Surtout quand on préfère la planter bien à l’écart de la cité, comme les Baumettes, au-delà de Mazargues, entre HLM et pinèdes, chemin de Morgiou, nom poétique évocateur de calanques. Pendant des années, je me suis demandé comment on pouvait habiter en face de çà ! Entre les barreaux rouillés, écaillés par les inspections quotidiennes des matons faisant tinter en harmonie leur bâton de métal afin d’y déceler une sonorité suspecte, on apercevait des habitué(e)s qui grimpaient sur la colline, surplombant les hauts murs, pour saluer et bisouter la parentèle. Il arrivait qu’un maton galonné et mal luné alertât les vaches bleues pour les en déloger. Non sans récolter violences verbales et horions, la colline appartenant au monde libre, aux oiseaux, à nos regards aussi.
Bien des années plus tard, quand j’eus bouclé mon tour de France des dépotoirs délocalisés, j’ai voulu à mon heure accomplir ce petit pèlerinage, gravir ce point de vue panoramique entre deux blocs d’immeubles vieillots. In memoriam.

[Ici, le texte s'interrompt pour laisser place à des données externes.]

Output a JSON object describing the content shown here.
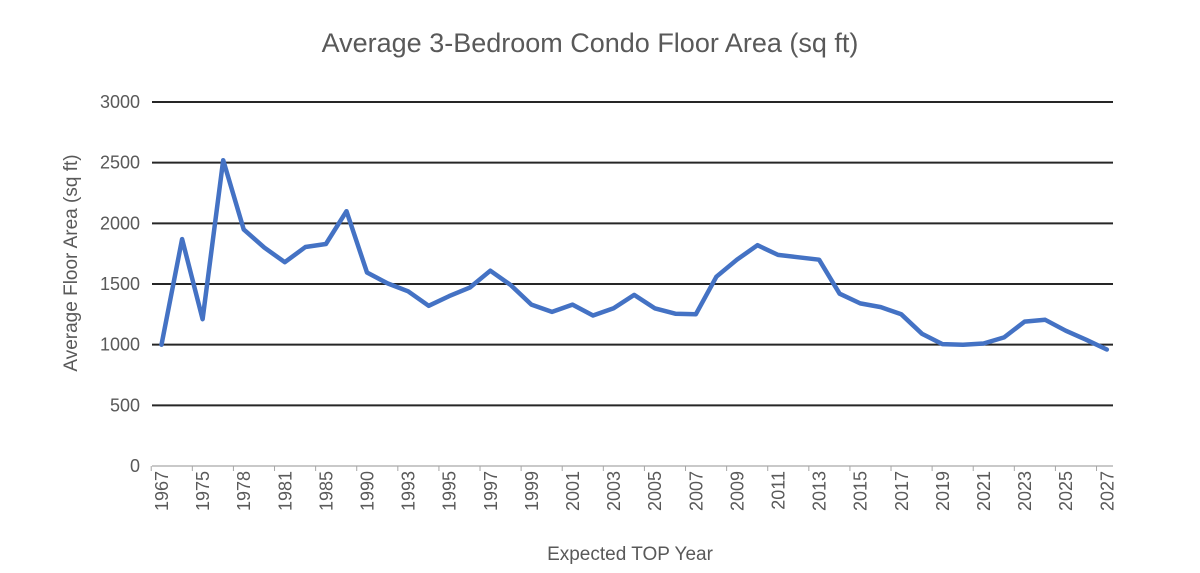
{
  "chart_data": {
    "type": "line",
    "title": "Average 3-Bedroom Condo Floor Area (sq ft)",
    "xlabel": "Expected TOP Year",
    "ylabel": "Average Floor Area (sq ft)",
    "ylim": [
      0,
      3000
    ],
    "y_ticks": [
      0,
      500,
      1000,
      1500,
      2000,
      2500,
      3000
    ],
    "x_tick_labels": [
      "1967",
      "1975",
      "1978",
      "1981",
      "1985",
      "1990",
      "1993",
      "1995",
      "1997",
      "1999",
      "2001",
      "2003",
      "2005",
      "2007",
      "2009",
      "2011",
      "2013",
      "2015",
      "2017",
      "2019",
      "2021",
      "2023",
      "2025",
      "2027"
    ],
    "x_tick_label_interval": 2,
    "grid": "horizontal",
    "legend": "none",
    "series": [
      {
        "name": "Average Floor Area (sq ft)",
        "color": "#4472C4",
        "points": [
          {
            "year": 1967,
            "value": 1000
          },
          {
            "year": 1970,
            "value": 1870
          },
          {
            "year": 1975,
            "value": 1210
          },
          {
            "year": 1976,
            "value": 2520
          },
          {
            "year": 1978,
            "value": 1950
          },
          {
            "year": 1980,
            "value": 1800
          },
          {
            "year": 1981,
            "value": 1680
          },
          {
            "year": 1983,
            "value": 1805
          },
          {
            "year": 1985,
            "value": 1830
          },
          {
            "year": 1987,
            "value": 2100
          },
          {
            "year": 1990,
            "value": 1595
          },
          {
            "year": 1992,
            "value": 1505
          },
          {
            "year": 1993,
            "value": 1440
          },
          {
            "year": 1994,
            "value": 1320
          },
          {
            "year": 1995,
            "value": 1400
          },
          {
            "year": 1996,
            "value": 1470
          },
          {
            "year": 1997,
            "value": 1610
          },
          {
            "year": 1998,
            "value": 1490
          },
          {
            "year": 1999,
            "value": 1330
          },
          {
            "year": 2000,
            "value": 1270
          },
          {
            "year": 2001,
            "value": 1330
          },
          {
            "year": 2002,
            "value": 1240
          },
          {
            "year": 2003,
            "value": 1300
          },
          {
            "year": 2004,
            "value": 1410
          },
          {
            "year": 2005,
            "value": 1300
          },
          {
            "year": 2006,
            "value": 1255
          },
          {
            "year": 2007,
            "value": 1250
          },
          {
            "year": 2008,
            "value": 1560
          },
          {
            "year": 2009,
            "value": 1700
          },
          {
            "year": 2010,
            "value": 1820
          },
          {
            "year": 2011,
            "value": 1740
          },
          {
            "year": 2012,
            "value": 1720
          },
          {
            "year": 2013,
            "value": 1700
          },
          {
            "year": 2014,
            "value": 1420
          },
          {
            "year": 2015,
            "value": 1340
          },
          {
            "year": 2016,
            "value": 1310
          },
          {
            "year": 2017,
            "value": 1250
          },
          {
            "year": 2018,
            "value": 1090
          },
          {
            "year": 2019,
            "value": 1005
          },
          {
            "year": 2020,
            "value": 1000
          },
          {
            "year": 2021,
            "value": 1010
          },
          {
            "year": 2022,
            "value": 1060
          },
          {
            "year": 2023,
            "value": 1190
          },
          {
            "year": 2024,
            "value": 1205
          },
          {
            "year": 2025,
            "value": 1115
          },
          {
            "year": 2026,
            "value": 1040
          },
          {
            "year": 2027,
            "value": 960
          }
        ]
      }
    ],
    "style": {
      "line_color": "#4472C4",
      "gridline_color": "#262626",
      "axis_line_color": "#c9c9c9",
      "tick_color": "#a6a6a6",
      "text_color": "#595959",
      "background": "#ffffff"
    }
  }
}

Ce fut le choc, le knock-out, le plexus percuté. Quand j’ai vu ce grand vaisseau de mort, cette barge de ciment à l’ancre dans une sorte de calanque asséchée, cernée par des paravents calcaires, des remparts rocheux, je l’ai trouvée tellement lugubre qu’un effroyable doute m’a saisi. Comment avions-nous pu nous tirer de là , en sortir vivants, tenir les quatre années de la seule instruction de notre procès, sans devenir fous furieux ? Dangereux psychopathes irrécupérables ?

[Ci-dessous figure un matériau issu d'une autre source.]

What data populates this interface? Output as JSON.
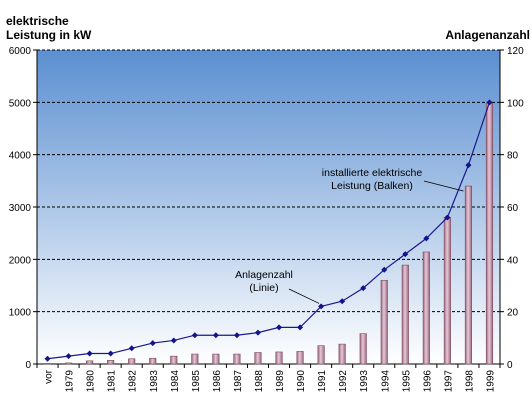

Au demeurant, je ne suis pas persuadé, après un tel périple (morituri te salutant intra muros), d’être à ce jour totalement sain d’esprit. J’ai résisté, lutté, saigné, sans faillir, survécu au mitard, aux matons, aux moutons, à la tentation du suicide, rebelle sans cause, mais les séquelles, docteur ? [...]
Et la centrale de Melun, vue du pont qui enjambe la Seine, laquelle, à cet endroit, figure un long serpent visqueux de lave grise, une nappe froissée de larmes, un magma de moisissures, un cloaque pustuleux et glauque, la centrale ressemble à un crassier, une arène granitique, un castel gangrené par la ruine des nobliaux, un étron desséché oublié sur la grève par des chiens de l’enfer en divagation.

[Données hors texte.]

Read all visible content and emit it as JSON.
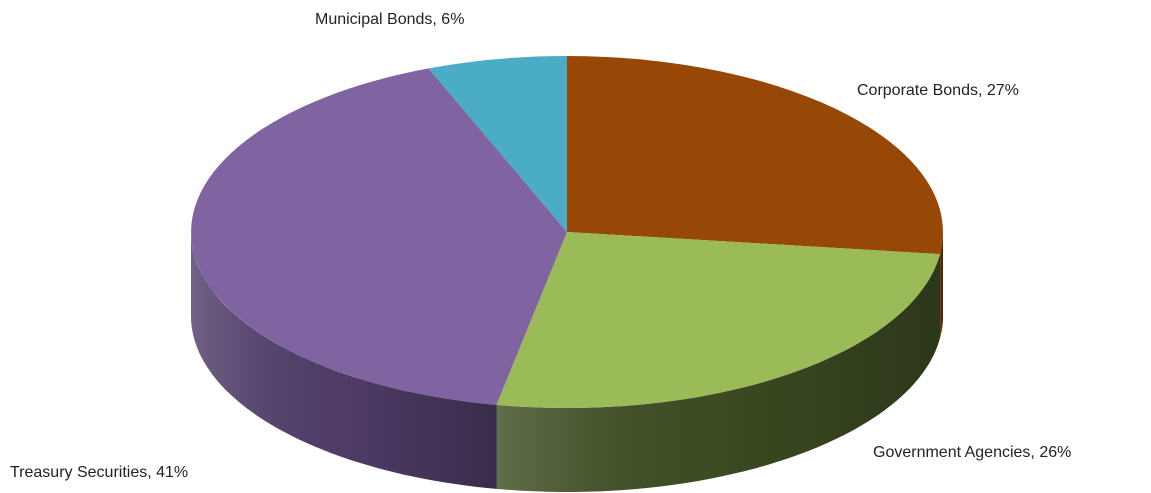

De l’intérieur, c’est pire, monsieur le légiste, qui n’avez visité qu’une portion de « prison modèle  » pour affermir votre opinion, conforter votre indifférence. Cette séculaire bâtisse, avec ses vidoirs à tinettes en guise de sanitaires, ses cages à nains, 2,80 m sur 1,85 m, sa puanteur imprégnée dans les murs et les racines de très anciennes pierres de prières, représente l’héritage parfait du patrimoine monastique. Les moines, ermites ou termites, épris de mortification, se signaient-ils avant ou après la branlette sacrée ? Car tout ce qui vit doit gicler !
[/ Alain Dubrieu. /]
[Extrait de Citadelles de l’oubli, 1999, éditions L’Insomniaque.]